Um, yeah. So who opposes it?
In rare example of Donkeys and Elephants agreeing with each other, Democratic Presidential candidates Hillary Clinton and Bernie Sanders both oppose it, in addition to Republican Presidential candidate Donald Trump.
Yeah, this is something that The Donald agrees with Mecha-Hillary and that one guy Mecha-Hillary squashed about.
The various positions of the candidates on the TPP can be seen here:
http://ballotpedia.org/2016_presidential_candidates_on_the_Trans-Pacific_Partnership_trade_deal
I want to read the entire 6,000+ page agreement because reasons.
Okay, have at it.
https://ustr.gov/trade-agreements/free-trade-agreements/trans-pacific-partnership/tpp-full-text
What can I do to oppose this trade agreement?
As of today, the day the full text of the agreement was released, President Obama has notified the Congress he intends to sign this agreement, the crowning legacy of his Presidency. He now has 90 days to convince the Congress to vote for ratification of the agreement.
This means we, and by we in this case I mean the people of the United States, the largest and most important signatory nation, have 90 days to make it quite clear to the Congress how we feel about this trade agreement.
Expect a rather broad coalition of strange corporate bedfellows to oppose this agreement, from car manufacturers (Ford Motor Company has already criticized it) to tobacco companies, who have a specific provision cutting them out of the ISDS corporate tribunals.
Environmental groups are uniformly in opposition, all the way from the radicals at Greenpeace to The Sierra Club.
Obama faces stiff opposition from his own party on this and finds himself in bed with Republicans to try and push this trade deal through Congress.
Everyone who has anything to do with health care who isn't a big pharmaceutical company opposes it. You already saw how Doctors Without Borders feels about it, the American Medical Association isn't happy about it either.
http://jama.jamanetwork.com/article.aspx?articleid=2430590
The Electronic Frontier Foundation, as seen above, of course opposes this thing which is basically SOPA for the world.
I'm not an American. How can I oppose this in my country?
Um, I can't really help you there. Contact whoever represents you in your government I guess.
For the Canadians out there, you just got a new Prime Minister who is likely to be much more skeptical of this trade agreement than the previous one. This is your time to shine.

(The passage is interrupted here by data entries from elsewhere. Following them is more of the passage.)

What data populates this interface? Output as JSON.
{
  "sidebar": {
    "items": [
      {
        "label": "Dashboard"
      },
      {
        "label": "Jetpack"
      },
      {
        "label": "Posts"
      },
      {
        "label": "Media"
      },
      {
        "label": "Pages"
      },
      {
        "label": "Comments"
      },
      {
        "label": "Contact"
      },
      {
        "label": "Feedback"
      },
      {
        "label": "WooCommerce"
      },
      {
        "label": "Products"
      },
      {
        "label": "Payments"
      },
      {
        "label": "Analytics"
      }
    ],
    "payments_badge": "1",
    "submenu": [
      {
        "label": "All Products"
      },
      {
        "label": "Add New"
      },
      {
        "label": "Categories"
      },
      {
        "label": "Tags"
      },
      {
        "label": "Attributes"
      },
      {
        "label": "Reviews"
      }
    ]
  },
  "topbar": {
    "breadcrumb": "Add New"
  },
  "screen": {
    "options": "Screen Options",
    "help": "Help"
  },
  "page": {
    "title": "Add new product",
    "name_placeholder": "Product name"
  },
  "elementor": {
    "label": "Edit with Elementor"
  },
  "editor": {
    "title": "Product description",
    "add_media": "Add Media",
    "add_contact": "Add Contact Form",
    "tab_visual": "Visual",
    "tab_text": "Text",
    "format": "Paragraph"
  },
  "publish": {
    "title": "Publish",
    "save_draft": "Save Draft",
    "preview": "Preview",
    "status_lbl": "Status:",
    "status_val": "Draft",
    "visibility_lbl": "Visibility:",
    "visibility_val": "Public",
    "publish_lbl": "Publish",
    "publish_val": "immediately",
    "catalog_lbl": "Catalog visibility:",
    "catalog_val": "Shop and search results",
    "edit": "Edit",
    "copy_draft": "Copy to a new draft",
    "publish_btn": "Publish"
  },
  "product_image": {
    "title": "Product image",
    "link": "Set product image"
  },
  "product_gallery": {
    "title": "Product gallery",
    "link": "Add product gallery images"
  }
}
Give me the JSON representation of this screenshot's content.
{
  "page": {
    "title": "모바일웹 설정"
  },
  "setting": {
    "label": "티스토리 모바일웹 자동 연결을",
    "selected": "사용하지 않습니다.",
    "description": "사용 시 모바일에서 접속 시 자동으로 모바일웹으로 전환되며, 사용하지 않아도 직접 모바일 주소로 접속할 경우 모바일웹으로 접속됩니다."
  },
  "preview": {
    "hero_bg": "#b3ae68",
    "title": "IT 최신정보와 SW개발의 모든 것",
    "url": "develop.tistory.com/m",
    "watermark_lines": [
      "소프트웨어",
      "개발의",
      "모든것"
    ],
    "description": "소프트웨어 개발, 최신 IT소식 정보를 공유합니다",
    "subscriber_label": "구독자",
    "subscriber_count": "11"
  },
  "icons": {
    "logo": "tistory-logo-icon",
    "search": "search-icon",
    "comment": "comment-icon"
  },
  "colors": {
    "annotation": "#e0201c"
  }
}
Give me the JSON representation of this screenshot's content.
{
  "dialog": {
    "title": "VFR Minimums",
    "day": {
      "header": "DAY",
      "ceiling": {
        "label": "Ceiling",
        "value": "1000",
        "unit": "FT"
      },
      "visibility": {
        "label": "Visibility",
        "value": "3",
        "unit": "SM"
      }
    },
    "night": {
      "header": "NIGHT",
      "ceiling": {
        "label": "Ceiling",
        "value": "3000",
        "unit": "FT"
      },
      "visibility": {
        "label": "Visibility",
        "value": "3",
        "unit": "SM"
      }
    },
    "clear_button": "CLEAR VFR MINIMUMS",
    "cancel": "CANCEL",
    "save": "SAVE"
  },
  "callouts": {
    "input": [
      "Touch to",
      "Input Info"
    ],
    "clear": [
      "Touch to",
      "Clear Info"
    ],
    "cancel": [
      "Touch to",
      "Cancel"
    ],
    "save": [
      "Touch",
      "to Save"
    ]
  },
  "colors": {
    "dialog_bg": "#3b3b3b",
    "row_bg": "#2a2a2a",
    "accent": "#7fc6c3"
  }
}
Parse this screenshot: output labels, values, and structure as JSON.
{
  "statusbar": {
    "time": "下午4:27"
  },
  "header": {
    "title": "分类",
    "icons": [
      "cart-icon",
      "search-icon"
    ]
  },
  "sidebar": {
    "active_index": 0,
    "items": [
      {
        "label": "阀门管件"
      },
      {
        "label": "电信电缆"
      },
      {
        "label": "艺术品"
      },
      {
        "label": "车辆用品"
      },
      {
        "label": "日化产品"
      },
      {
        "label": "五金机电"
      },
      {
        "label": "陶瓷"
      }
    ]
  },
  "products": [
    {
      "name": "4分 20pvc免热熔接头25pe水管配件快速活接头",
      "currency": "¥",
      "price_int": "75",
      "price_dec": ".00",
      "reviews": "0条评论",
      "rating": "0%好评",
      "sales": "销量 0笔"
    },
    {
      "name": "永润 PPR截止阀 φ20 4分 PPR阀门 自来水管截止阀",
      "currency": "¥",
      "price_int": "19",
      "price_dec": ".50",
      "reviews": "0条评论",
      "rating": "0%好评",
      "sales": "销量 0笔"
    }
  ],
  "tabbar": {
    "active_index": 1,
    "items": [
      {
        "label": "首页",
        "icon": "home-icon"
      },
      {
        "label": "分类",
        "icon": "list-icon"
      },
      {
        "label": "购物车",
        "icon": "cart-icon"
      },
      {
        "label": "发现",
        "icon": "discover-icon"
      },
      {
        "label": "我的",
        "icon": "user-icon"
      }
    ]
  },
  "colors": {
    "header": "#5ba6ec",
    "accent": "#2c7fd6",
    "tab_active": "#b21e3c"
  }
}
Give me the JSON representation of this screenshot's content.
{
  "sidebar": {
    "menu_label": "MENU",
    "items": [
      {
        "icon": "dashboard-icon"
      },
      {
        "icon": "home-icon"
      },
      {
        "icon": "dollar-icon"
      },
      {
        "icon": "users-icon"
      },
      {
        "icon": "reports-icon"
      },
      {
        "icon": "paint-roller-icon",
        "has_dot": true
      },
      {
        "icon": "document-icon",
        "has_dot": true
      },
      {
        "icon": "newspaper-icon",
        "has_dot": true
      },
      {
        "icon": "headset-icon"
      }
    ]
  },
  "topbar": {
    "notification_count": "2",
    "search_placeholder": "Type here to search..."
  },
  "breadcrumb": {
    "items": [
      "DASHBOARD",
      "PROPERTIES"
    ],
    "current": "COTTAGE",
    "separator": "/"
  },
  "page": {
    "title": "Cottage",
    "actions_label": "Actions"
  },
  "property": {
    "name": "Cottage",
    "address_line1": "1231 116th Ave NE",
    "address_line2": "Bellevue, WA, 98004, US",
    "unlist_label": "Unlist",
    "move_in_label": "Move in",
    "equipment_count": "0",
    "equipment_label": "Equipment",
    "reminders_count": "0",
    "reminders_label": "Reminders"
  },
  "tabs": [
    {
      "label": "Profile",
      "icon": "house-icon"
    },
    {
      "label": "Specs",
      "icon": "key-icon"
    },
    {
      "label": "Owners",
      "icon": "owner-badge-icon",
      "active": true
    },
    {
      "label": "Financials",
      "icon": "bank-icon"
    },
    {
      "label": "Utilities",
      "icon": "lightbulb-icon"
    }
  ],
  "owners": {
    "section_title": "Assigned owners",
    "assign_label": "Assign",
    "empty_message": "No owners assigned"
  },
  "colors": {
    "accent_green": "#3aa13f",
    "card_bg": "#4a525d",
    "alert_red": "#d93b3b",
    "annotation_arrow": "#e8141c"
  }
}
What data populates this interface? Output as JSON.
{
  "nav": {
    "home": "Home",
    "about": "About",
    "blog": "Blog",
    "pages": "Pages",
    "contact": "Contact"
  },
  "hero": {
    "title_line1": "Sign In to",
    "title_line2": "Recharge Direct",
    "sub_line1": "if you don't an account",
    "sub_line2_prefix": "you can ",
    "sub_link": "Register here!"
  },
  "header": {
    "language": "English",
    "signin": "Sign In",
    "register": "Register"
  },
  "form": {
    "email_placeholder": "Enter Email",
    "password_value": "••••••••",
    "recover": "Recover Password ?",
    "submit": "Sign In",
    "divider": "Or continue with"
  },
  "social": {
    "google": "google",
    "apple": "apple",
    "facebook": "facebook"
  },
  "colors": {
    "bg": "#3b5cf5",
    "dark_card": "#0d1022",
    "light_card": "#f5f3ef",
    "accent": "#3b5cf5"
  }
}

To the people of Singapore, Brunei , New Zealand, Chile, Peru, Vietnam, Malaysia, Mexico, Australia, and Japan -- you guys are on the chopping block. If you want to oppose this trade agreement, you better get busy in your respective nations.
Additional message for the people of Colombia, the Philippines, Thailand, Taiwan, South Korea, and Indonesia -- your governments have expressed interest in or intent to join the TPP if it is ratified by the original 12 signatories. You might want to have a few words about that with your governments.